While other preliminary animals studies have successfully imaged pig lungs and even the accelerated metabolism in tumors, there are still many steps left before parahydrogen can be applied to human MRI. “The next big jump,” says Turro, “is making sure that it doesn’t cause any problems.” The carbon-labeled molecules used in Golman’s proof-of-concept study were combined with acetone, which made the imaging effective — but lethal. Later studies fixed that problem, using molecules that are water-soluble and therefore much safer. But actual safety trials have yet to be done.

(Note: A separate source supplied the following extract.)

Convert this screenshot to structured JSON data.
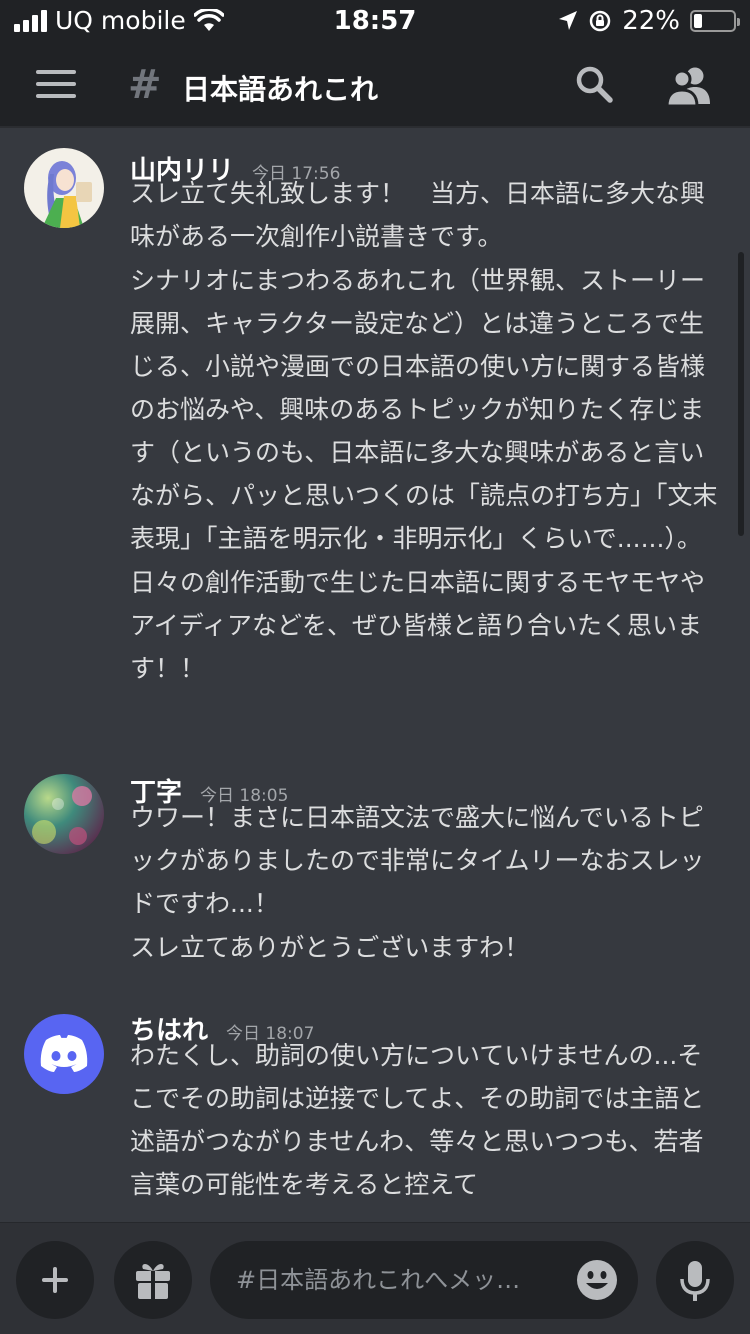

Turro also emphasizes that while parahydrogen enhances the strength of molecules’ molecular fingerprint on an image, that effect is very short-lived; most MRI sessions take minutes to hours because multiple images need to be averaged to get a reliable result. An especially strong signal generally won’t help if it only lasts for a split second. “The longer you can maintain the signal in the system, the longer you have to make the measurement,” Turro says. And the longer the measurement takes, the more detailed the image will be.

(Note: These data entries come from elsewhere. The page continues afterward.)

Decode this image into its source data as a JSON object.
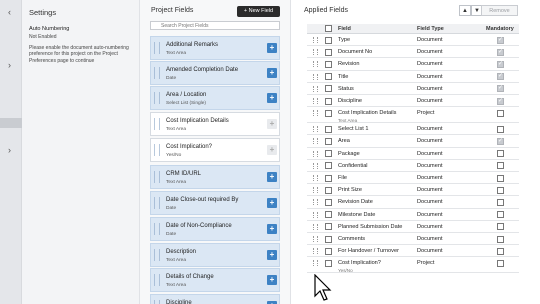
{
  "settings": {
    "title": "Settings",
    "auto_numbering_label": "Auto Numbering",
    "auto_numbering_value": "Not Enabled",
    "help_text": "Please enable the document auto-numbering preference for this project on the Project Preferences page to continue"
  },
  "project_fields": {
    "title": "Project Fields",
    "new_field_label": "+ New Field",
    "search_placeholder": "Search Project Fields",
    "cards": [
      {
        "name": "Additional Remarks",
        "type": "Text Area",
        "added": false
      },
      {
        "name": "Amended Completion Date",
        "type": "Date",
        "added": false
      },
      {
        "name": "Area / Location",
        "type": "Select List (Single)",
        "added": false
      },
      {
        "name": "Cost Implication Details",
        "type": "Text Area",
        "added": true
      },
      {
        "name": "Cost Implication?",
        "type": "Yes/No",
        "added": true
      },
      {
        "name": "CRM ID/URL",
        "type": "Text Area",
        "added": false
      },
      {
        "name": "Date Close-out required By",
        "type": "Date",
        "added": false
      },
      {
        "name": "Date of Non-Compliance",
        "type": "Date",
        "added": false
      },
      {
        "name": "Description",
        "type": "Text Area",
        "added": false
      },
      {
        "name": "Details of Change",
        "type": "Text Area",
        "added": false
      },
      {
        "name": "Discipline",
        "type": "",
        "added": false
      }
    ]
  },
  "applied_fields": {
    "title": "Applied Fields",
    "move_up_glyph": "▲",
    "move_down_glyph": "▼",
    "remove_label": "Remove",
    "headers": {
      "field": "Field",
      "type": "Field Type",
      "mandatory": "Mandatory"
    },
    "rows": [
      {
        "name": "Type",
        "sub": "",
        "type": "Document",
        "mandatory": true
      },
      {
        "name": "Document No",
        "sub": "",
        "type": "Document",
        "mandatory": true
      },
      {
        "name": "Revision",
        "sub": "",
        "type": "Document",
        "mandatory": true
      },
      {
        "name": "Title",
        "sub": "",
        "type": "Document",
        "mandatory": true
      },
      {
        "name": "Status",
        "sub": "",
        "type": "Document",
        "mandatory": true
      },
      {
        "name": "Discipline",
        "sub": "",
        "type": "Document",
        "mandatory": true
      },
      {
        "name": "Cost Implication Details",
        "sub": "Text Area",
        "type": "Project",
        "mandatory": false
      },
      {
        "name": "Select List 1",
        "sub": "",
        "type": "Document",
        "mandatory": false
      },
      {
        "name": "Area",
        "sub": "",
        "type": "Document",
        "mandatory": true
      },
      {
        "name": "Package",
        "sub": "",
        "type": "Document",
        "mandatory": false
      },
      {
        "name": "Confidential",
        "sub": "",
        "type": "Document",
        "mandatory": false
      },
      {
        "name": "File",
        "sub": "",
        "type": "Document",
        "mandatory": false
      },
      {
        "name": "Print Size",
        "sub": "",
        "type": "Document",
        "mandatory": false
      },
      {
        "name": "Revision Date",
        "sub": "",
        "type": "Document",
        "mandatory": false
      },
      {
        "name": "Milestone Date",
        "sub": "",
        "type": "Document",
        "mandatory": false
      },
      {
        "name": "Planned Submission Date",
        "sub": "",
        "type": "Document",
        "mandatory": false
      },
      {
        "name": "Comments",
        "sub": "",
        "type": "Document",
        "mandatory": false
      },
      {
        "name": "For Handover / Turnover",
        "sub": "",
        "type": "Document",
        "mandatory": false
      },
      {
        "name": "Cost Implication?",
        "sub": "Yes/No",
        "type": "Project",
        "mandatory": false
      }
    ]
  },
  "colors": {
    "accent": "#3d82c4",
    "card_bg": "#dbe7f4",
    "new_field_bg": "#2b2b2b"
  }
}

That problem was recently dealt a blow by the Canary lab, in a group led by Gruppi. Using a soapy, bubble-filled solution, the chemists reacted parahydrogen with a nondescript molecule that would allow parahydrogen to break apart and release its energy. The increased surface area provided by the bubbles allowed more space for the molecules to react, producing a strong NMR signal that lasted as long as five minutes — “much longer than usual,” says Turro.

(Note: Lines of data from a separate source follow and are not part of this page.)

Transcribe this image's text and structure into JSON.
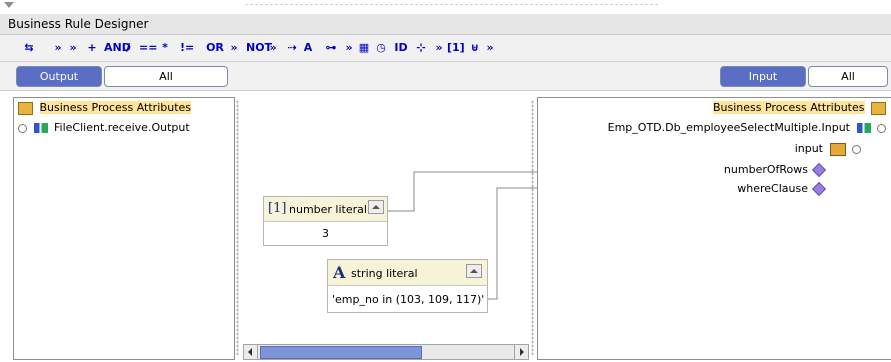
{
  "window": {
    "title": "Business Rule Designer"
  },
  "toolbar": {
    "items": [
      {
        "name": "select-tool-icon",
        "glyph": "⇆"
      },
      {
        "name": "more-icon-1",
        "glyph": "»"
      },
      {
        "name": "more-icon-2",
        "glyph": "»"
      },
      {
        "name": "add-icon",
        "glyph": "+"
      },
      {
        "name": "and-label",
        "glyph": "AND"
      },
      {
        "name": "divide-icon",
        "glyph": "/"
      },
      {
        "name": "equals-icon",
        "glyph": "=="
      },
      {
        "name": "multiply-icon",
        "glyph": "*"
      },
      {
        "name": "not-equal-icon",
        "glyph": "!="
      },
      {
        "name": "or-label",
        "glyph": "OR"
      },
      {
        "name": "more-icon-3",
        "glyph": "»"
      },
      {
        "name": "not-label",
        "glyph": "NOT"
      },
      {
        "name": "more-icon-4",
        "glyph": "»"
      },
      {
        "name": "switch-icon",
        "glyph": "⇢"
      },
      {
        "name": "string-icon",
        "glyph": "A"
      },
      {
        "name": "concat-icon",
        "glyph": "⊶"
      },
      {
        "name": "more-icon-5",
        "glyph": "»"
      },
      {
        "name": "calendar-icon",
        "glyph": "▦"
      },
      {
        "name": "clock-icon",
        "glyph": "◷"
      },
      {
        "name": "id-icon",
        "glyph": "ID"
      },
      {
        "name": "split-icon",
        "glyph": "⊹"
      },
      {
        "name": "more-icon-6",
        "glyph": "»"
      },
      {
        "name": "number-literal-icon",
        "glyph": "[1]"
      },
      {
        "name": "join-icon",
        "glyph": "⊎"
      },
      {
        "name": "more-icon-7",
        "glyph": "»"
      }
    ]
  },
  "left_tabs": {
    "output": "Output",
    "all": "All"
  },
  "right_tabs": {
    "input": "Input",
    "all": "All"
  },
  "left_tree": {
    "root": "Business Process Attributes",
    "child": "FileClient.receive.Output"
  },
  "right_tree": {
    "root": "Business Process Attributes",
    "child": "Emp_OTD.Db_employeeSelectMultiple.Input",
    "node": "input",
    "fields": [
      "numberOfRows",
      "whereClause"
    ]
  },
  "number_literal": {
    "icon": "[1]",
    "title": "number literal",
    "value": "3"
  },
  "string_literal": {
    "icon": "A",
    "title": "string literal",
    "value": "'emp_no in (103, 109, 117)'"
  },
  "colors": {
    "accent": "#5a6ec6",
    "highlight": "#ffe49a",
    "diamond": "#9a7ddc"
  }
}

While the group claims that this signal extension is among the longest ever achieved, Turro emphasizes that a world record isn’t the point — because it will soon be broken, and indeed must be broken. In order for parahydrogen to be useful in MRIs, its signals will have to last for minutes, or even up to an hour.
Parahydrogen isn’t the only player in the world of MRI enhancement. “There’s now intense interest in a variety of NMR methods for enhancing signals,” says Levitt. At least two other methods are being explored by other groups. At UC Berkeley, Pines is focusing on the use of xenon, which is especially good at getting images of lungs. Another promising method that requires extremely low temperatures has been used, like parahydrogen, for angiography.
All three techniques have the potential to be used to produce clearer images of the internal workings of your body. Parahydrogen has some obstacles to overcome, including the fact that it has to react with some other molecule in order to release its monumental energetic signal. But it has time on its side. As Levitt explains, all the other signal-enhancing methods require hours of preparation to get to the same level of enhancement as parahydrogen, which is ready to be injected in a split second. All the better to keep your stay in the doughnut-magnet of doom as short as possible.